Hotel Puerta Valencia: Landed around 9pm local time and got a taxi to the hotel – my first ever visit to Spain. The Russian presentation in SW1 seemed to go ok – I had driven in from Oxford to leave my car at my sister’s house near the end of the Picadilly line.

The Russians were much more personable than I had been led to expect and more varied – some powerful leaders and some small firms – some from CIS including some of the stans. I had a chat with a Ukranian about what might follow Putin – as briefed by James – no one has a clue.

The interpreter was fun – she used to manage something in Moscow and complained how provincial and low energy Manchester seems in comparison.
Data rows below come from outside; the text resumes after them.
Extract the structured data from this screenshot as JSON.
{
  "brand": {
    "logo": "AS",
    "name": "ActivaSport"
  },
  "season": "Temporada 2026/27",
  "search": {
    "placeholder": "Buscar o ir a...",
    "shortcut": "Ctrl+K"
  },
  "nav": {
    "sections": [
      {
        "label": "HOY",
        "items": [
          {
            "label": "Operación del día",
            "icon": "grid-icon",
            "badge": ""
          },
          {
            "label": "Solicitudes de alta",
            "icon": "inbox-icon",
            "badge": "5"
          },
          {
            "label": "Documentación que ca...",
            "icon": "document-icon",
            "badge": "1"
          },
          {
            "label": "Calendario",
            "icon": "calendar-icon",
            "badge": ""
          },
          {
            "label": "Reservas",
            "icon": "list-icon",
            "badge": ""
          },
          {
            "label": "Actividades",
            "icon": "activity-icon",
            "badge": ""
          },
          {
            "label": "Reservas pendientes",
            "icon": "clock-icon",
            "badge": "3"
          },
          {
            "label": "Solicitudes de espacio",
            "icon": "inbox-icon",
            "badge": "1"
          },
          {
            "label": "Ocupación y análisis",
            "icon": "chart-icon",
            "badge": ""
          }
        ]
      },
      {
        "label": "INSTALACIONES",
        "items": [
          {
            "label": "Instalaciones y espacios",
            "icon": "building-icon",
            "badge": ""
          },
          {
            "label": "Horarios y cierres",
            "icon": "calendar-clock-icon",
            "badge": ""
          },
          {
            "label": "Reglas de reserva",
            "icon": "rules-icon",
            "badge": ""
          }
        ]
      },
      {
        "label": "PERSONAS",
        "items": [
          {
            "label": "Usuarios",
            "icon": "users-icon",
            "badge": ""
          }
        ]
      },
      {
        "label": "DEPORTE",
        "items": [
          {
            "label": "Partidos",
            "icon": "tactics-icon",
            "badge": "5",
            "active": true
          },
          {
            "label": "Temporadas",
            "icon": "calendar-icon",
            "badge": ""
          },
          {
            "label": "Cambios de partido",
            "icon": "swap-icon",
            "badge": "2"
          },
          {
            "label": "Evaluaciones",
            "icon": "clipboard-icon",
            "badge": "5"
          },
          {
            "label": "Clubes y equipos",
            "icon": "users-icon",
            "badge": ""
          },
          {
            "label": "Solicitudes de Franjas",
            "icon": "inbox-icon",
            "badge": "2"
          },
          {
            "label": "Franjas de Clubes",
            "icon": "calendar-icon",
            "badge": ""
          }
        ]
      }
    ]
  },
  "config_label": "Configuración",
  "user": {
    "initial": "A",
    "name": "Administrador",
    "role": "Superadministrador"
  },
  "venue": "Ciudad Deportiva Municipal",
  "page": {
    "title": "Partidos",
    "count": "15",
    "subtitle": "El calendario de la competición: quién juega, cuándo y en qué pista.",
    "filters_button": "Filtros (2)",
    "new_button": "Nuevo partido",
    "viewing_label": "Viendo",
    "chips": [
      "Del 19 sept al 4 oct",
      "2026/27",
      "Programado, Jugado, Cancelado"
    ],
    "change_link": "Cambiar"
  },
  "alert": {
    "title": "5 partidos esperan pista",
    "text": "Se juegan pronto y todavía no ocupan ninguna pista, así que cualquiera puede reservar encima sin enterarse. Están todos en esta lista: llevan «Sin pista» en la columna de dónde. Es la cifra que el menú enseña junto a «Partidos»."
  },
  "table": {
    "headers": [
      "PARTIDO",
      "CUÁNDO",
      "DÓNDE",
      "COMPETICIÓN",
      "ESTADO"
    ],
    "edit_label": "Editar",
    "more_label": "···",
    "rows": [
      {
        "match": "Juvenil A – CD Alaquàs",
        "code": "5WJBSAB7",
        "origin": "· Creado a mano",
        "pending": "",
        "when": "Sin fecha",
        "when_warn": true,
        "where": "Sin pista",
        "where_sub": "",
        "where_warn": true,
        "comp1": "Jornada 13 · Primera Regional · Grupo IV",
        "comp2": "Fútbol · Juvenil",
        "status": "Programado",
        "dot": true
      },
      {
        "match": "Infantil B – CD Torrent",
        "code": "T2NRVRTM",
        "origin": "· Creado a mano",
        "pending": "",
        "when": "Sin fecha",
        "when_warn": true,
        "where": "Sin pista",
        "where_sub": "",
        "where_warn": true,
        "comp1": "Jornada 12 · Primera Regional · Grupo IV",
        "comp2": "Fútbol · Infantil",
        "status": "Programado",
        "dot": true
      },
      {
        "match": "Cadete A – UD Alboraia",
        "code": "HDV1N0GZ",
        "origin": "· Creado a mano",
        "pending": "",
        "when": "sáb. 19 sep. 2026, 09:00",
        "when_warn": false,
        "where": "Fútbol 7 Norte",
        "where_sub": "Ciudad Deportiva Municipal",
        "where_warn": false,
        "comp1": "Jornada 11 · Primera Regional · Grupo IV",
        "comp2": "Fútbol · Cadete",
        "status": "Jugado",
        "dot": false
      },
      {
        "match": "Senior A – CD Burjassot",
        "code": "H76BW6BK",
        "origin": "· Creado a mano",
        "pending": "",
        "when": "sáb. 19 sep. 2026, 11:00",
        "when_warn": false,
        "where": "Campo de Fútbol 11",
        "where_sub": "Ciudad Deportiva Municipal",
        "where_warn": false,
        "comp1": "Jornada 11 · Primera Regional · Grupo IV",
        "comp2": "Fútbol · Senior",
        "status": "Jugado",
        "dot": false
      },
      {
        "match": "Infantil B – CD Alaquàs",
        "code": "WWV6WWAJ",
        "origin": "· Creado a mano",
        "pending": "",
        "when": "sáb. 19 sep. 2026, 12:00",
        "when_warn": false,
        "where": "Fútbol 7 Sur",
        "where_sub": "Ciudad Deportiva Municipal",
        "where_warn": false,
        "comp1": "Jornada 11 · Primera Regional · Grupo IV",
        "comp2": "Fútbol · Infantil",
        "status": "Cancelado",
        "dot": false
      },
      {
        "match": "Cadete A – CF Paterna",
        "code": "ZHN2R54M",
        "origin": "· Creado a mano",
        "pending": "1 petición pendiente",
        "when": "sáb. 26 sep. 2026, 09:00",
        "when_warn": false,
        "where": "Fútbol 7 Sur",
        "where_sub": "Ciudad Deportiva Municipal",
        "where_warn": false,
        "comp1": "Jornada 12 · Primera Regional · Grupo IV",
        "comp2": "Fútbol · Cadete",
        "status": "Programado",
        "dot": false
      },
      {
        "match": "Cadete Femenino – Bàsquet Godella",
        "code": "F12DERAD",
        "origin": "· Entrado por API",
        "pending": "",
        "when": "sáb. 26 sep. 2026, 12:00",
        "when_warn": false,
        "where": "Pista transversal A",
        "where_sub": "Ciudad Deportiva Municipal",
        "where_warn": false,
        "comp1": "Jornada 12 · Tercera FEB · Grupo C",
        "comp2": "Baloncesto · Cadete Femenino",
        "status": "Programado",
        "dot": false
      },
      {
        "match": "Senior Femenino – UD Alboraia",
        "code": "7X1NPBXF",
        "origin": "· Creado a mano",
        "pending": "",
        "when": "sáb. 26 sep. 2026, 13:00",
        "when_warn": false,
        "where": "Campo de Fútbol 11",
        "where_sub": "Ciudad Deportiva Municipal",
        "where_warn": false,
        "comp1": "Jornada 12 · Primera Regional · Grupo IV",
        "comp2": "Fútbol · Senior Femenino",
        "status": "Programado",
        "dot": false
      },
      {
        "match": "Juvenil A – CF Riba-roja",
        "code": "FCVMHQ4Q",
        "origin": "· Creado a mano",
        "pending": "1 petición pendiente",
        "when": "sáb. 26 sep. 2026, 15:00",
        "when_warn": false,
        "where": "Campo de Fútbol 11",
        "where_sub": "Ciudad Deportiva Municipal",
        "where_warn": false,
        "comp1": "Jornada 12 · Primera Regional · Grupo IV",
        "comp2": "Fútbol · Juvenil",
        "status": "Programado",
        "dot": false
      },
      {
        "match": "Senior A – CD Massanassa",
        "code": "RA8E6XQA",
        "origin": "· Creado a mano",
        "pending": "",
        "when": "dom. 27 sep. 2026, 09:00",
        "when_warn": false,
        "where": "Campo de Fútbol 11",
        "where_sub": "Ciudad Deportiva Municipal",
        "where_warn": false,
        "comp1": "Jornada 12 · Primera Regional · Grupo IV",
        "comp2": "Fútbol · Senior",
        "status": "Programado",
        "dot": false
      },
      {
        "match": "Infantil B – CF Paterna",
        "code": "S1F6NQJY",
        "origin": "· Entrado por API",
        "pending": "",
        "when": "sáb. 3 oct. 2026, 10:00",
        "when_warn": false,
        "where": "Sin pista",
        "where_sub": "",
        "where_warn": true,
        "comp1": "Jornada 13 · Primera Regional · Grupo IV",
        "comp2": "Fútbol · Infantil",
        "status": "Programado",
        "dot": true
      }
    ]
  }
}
Its much easier presenting when you leave gaps for translation and you can think of what to say next. There was quite a discussion on the globalisation of automotive supply chains.

I knew Russ - the other person presenting from a crazy venture in Mexico City promoting UK automotive technology– I suppose it must have been 2001. (I flew one weekend from Detroit to LA to hang out in Santa Monica and then on to MC on Sunday evening. The guy next to me on the plane to LA saw I was reading about Miss M and said he had got to her via Georgia O Keefe – how many people approach from that angle?.)

Russ seems to be quite into Russia and is planning a trip to Samara next year which is where Autovaz have a mega factory with a track 1km long. He says GM sell more Hummers in Russia than anywhere else. I remember while we were in MC waiting to fly out he borrowed my paperback of film tunes and read through avidly for an hour – its just leadsheets with words, top line and chords.

At the first impression stage Valencia reminds me of MC but less dangerous - I hope. Broad dusty avenues, a great mix of architecture with just a hint of ideology, some of the nicest buildings the most run down. Also maybe there is just a bit of Japan – the industrial coastal plane – big rivers mostly quite dry but which probably rage at certain seasons – and certainly this hotel which is high concept minimalism is worthy of lost in translation.

Having unpacked, I looked in at the bar and saw Dusan from Slovenia and the Indian professor from the big UK multinational company and went over for a brief chat. Then I it was time for a quick walk towards the centre – across the bridge over the formal gardens with ornamental orange groves with views down to that preposterous Dan Dare building dedicated to science and and a quick spin around a circus with smart bars. So far so good.

On the tube I had read Lyotard on Kant’s aesthetic – which I had previously believed, wrongly, to be too much like hard work – the bit about the proportional resonances. I had this moment of apparently dawning insight which is the best one can hope for with stuff like this.

In Ion Plato wants to banish the interpretive power of the performer working off an artwork of consequence, from the domain of rules and order – some other more erratic domain. Heidi, on the other hand, wants the engagement which flows from the performance (and even more from bringing the artwork into being) to help redirect and save and lure us away from technological over-engagement. The domain of rules and order has become domination masquerading as value neutral instrumentality.

Kant seems to sit in the middle . He thinks that art is an integrating force – both within the individual psyche and the community. Art makes us feel obliged to draw others towards the artwork and encourage them to be receptive to it. But he is with Plato to the extent that he thinks that the artiness isn’t out there in the work in the world – its what the artwork does inside us. He is with Heidi in that he thinks its more than just an optional balm which shouldn’t be trusted too far. But the can’t trust the artwork to the same degree – can’t quite trust the essence of its being to lead the way.